There are websites that offer suggestions and advice for feeding teens a healthful vegetarian diet, and the USDA is even developing a new food pyramid that reflects a vegetarian diet.
It’s also a good idea for a parent and teen to seek advice from a dietitian or nutritionist at the start.
“I think that’s a great idea,” she said. “It is a more knowledgeable approach. Everybody’s on the same page.”
Here are Dr. Patrick’s suggestions for how to fulfill the nutritional needs of a vegetarian teen:
- Eat a combination of protein, carbohydrates and fat.
- Protein should be 10 to 30 percent of total energy intake. Protein sources for vegetarians include tofu, eggs, legumes, beans, peanut butter and nuts. There are nine essential amino acids necessary in the diet, and they are found in animal products, milk products, eggs and soy products. Also combining foods that are low in one amino acid with other foods that are higher in that particular amino acid helps to prevent deficiencies – for example, consuming a grain with legumes.
- Fat should be 25 to 35 percent and include two essential fatty acids (alpha-linolenic acid and linoleum acid). These are building blocks for EPA and DHA, which is necessary for eye and brain health. It is found in flaxseed, walnuts, canola oil and soy products
- Carbohydrate intake should be 45 to 65 percent. Half of that should be whole grains.
- Iron available in vegetarian foods is less absorbable than that in animal products. Supplemental vitamin C helps increase iron absorption. Teas can contain tannin, which lowers absorption. Foods high in iron include enriched breads, fortified cereal, soy products, leafy green vegetables, bulgur and dried fruits. Foods high in vitamin C include citrus fruits, strawberries, broccoli and tomatoes.
- Plant sources of zinc include legumes, whole grains, nuts and wheat germ. Milk also contains zinc. Teens need 9 to 11 mg per day.

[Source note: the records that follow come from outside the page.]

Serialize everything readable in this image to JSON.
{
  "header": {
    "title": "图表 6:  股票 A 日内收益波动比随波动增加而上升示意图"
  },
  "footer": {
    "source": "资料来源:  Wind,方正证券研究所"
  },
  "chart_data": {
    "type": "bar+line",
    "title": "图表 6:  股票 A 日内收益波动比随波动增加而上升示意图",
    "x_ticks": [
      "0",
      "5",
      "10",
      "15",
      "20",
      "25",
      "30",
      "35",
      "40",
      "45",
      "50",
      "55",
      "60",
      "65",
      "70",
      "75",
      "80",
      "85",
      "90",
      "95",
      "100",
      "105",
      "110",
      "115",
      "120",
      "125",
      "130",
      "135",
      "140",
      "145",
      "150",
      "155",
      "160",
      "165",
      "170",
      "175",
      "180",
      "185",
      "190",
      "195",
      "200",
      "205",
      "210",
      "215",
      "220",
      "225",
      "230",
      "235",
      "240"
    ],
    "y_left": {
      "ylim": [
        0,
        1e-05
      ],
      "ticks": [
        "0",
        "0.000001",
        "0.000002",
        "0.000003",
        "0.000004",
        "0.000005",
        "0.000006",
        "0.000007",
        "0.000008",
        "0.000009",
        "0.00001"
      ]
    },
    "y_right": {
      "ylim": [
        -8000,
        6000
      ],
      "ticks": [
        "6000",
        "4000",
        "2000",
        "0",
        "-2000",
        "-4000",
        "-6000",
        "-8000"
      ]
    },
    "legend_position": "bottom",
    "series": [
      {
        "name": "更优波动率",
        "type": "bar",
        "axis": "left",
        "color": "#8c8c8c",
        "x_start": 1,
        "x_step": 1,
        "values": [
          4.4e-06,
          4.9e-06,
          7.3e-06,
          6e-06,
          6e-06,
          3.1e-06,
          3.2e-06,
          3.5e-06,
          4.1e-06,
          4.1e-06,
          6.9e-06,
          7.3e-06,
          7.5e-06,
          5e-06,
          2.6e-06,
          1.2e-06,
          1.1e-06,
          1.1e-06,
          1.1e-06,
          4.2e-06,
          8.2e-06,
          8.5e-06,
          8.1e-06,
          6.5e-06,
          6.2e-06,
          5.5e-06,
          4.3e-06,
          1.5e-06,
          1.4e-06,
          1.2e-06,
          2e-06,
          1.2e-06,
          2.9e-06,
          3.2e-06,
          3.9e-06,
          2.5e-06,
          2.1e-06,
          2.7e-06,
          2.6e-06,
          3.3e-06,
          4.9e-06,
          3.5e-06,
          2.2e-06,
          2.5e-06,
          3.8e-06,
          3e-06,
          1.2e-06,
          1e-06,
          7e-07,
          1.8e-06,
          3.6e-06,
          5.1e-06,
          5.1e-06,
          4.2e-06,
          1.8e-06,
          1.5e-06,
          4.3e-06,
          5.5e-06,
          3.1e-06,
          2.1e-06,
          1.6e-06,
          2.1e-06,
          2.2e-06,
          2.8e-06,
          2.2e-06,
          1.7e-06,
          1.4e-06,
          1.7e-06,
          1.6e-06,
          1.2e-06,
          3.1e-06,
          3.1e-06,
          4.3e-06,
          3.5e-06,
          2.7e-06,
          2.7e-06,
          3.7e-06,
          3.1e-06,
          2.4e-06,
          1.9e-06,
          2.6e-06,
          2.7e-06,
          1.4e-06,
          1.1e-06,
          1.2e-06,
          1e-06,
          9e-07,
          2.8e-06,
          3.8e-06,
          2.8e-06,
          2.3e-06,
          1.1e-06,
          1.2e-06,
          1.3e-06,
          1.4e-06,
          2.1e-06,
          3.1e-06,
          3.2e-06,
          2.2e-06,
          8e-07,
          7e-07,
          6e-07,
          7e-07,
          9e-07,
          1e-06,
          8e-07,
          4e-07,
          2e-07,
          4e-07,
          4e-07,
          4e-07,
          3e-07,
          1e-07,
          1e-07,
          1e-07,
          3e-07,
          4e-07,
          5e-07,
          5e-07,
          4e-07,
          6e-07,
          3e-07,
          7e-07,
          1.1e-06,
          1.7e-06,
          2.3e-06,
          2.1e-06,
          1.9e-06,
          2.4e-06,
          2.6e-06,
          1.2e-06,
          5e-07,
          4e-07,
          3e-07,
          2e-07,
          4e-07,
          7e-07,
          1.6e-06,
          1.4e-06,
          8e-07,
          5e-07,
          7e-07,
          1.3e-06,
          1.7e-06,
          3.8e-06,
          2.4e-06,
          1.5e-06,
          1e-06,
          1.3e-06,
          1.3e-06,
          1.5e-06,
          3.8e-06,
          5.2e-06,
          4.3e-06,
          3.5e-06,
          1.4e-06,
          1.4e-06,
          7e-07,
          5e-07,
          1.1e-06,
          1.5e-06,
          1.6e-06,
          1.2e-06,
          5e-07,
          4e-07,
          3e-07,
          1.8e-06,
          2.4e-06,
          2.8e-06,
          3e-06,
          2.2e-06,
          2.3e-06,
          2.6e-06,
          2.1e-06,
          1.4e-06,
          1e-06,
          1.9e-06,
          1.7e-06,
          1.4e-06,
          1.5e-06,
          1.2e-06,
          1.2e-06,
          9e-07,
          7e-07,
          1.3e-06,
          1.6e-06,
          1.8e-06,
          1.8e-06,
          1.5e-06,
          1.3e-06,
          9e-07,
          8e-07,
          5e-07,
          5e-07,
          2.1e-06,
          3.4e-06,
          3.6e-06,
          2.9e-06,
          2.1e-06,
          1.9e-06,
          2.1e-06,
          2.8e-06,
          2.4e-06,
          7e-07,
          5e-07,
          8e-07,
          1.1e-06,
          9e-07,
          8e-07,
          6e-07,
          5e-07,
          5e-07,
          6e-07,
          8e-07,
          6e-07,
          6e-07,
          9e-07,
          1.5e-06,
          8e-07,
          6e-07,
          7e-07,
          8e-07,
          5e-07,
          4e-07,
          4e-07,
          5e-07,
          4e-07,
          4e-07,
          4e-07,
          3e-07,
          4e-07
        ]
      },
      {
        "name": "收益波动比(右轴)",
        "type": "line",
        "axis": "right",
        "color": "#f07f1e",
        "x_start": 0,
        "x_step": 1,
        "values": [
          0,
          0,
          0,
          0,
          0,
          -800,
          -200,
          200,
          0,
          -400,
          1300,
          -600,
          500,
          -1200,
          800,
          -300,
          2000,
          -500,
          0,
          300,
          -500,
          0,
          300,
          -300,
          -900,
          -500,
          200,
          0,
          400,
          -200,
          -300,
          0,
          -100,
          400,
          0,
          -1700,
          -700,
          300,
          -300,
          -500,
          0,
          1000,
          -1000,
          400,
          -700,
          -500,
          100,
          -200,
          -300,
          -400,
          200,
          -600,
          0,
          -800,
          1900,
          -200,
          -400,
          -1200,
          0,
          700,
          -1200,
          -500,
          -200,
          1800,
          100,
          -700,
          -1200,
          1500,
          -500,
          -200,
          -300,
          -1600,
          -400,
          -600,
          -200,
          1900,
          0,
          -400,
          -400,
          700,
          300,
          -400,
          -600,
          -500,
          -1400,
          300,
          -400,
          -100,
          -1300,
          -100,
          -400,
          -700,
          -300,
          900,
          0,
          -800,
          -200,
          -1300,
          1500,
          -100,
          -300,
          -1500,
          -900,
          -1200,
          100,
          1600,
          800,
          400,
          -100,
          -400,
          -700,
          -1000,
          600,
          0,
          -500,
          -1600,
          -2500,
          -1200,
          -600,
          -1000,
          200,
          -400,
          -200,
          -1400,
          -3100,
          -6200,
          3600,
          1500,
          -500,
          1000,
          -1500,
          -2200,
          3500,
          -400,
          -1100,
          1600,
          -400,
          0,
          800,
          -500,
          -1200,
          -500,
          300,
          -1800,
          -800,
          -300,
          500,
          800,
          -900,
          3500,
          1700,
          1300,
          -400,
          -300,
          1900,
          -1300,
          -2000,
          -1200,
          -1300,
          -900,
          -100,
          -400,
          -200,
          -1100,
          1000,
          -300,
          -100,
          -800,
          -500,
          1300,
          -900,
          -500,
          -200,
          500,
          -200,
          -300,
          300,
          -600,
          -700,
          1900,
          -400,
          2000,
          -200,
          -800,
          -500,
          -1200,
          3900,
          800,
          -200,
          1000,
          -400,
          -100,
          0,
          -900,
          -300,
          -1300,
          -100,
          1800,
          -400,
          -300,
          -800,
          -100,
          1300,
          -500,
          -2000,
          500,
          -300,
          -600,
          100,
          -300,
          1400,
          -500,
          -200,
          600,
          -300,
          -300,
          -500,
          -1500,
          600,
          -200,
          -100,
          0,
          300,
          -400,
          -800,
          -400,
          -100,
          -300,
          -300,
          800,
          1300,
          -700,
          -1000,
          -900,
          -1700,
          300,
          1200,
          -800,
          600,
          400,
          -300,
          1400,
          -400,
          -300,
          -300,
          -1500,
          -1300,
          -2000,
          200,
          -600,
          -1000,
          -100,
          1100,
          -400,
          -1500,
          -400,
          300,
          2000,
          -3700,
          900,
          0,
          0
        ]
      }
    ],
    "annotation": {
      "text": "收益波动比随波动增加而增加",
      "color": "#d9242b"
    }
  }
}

- The recommended daily intake for calcium intake in teens is 1,300 mg. Low-fat milk, calcium fortified foods or beverages, kale, spinach, broccoli and bok choy are high in calcium. Calcium supplements may be necessary, especially in vegans.
- Vitamin D is found in a few foods, including milk or soy milk and fatty fishes. Teens need 600 IU daily, in addition to adequate sun exposure, which converts it into the active form. Fifteen minutes per day is sufficient in fair-skinned individuals, more for darker skin tones. There are over-the-counter vitamin D supplements as well. It is important for healthy bones, calcium absorption and phosphate metabolism.
- Vitamin B12 is found only in animal products. Teens need 2.4 mcg daily. Milk, eggs and dairy products, as well as fortified food products that list “cyanocobalamin” list in the ingredients are good sources. Vegans should take a supplement that has at least 6-9mcg of vitamin B12.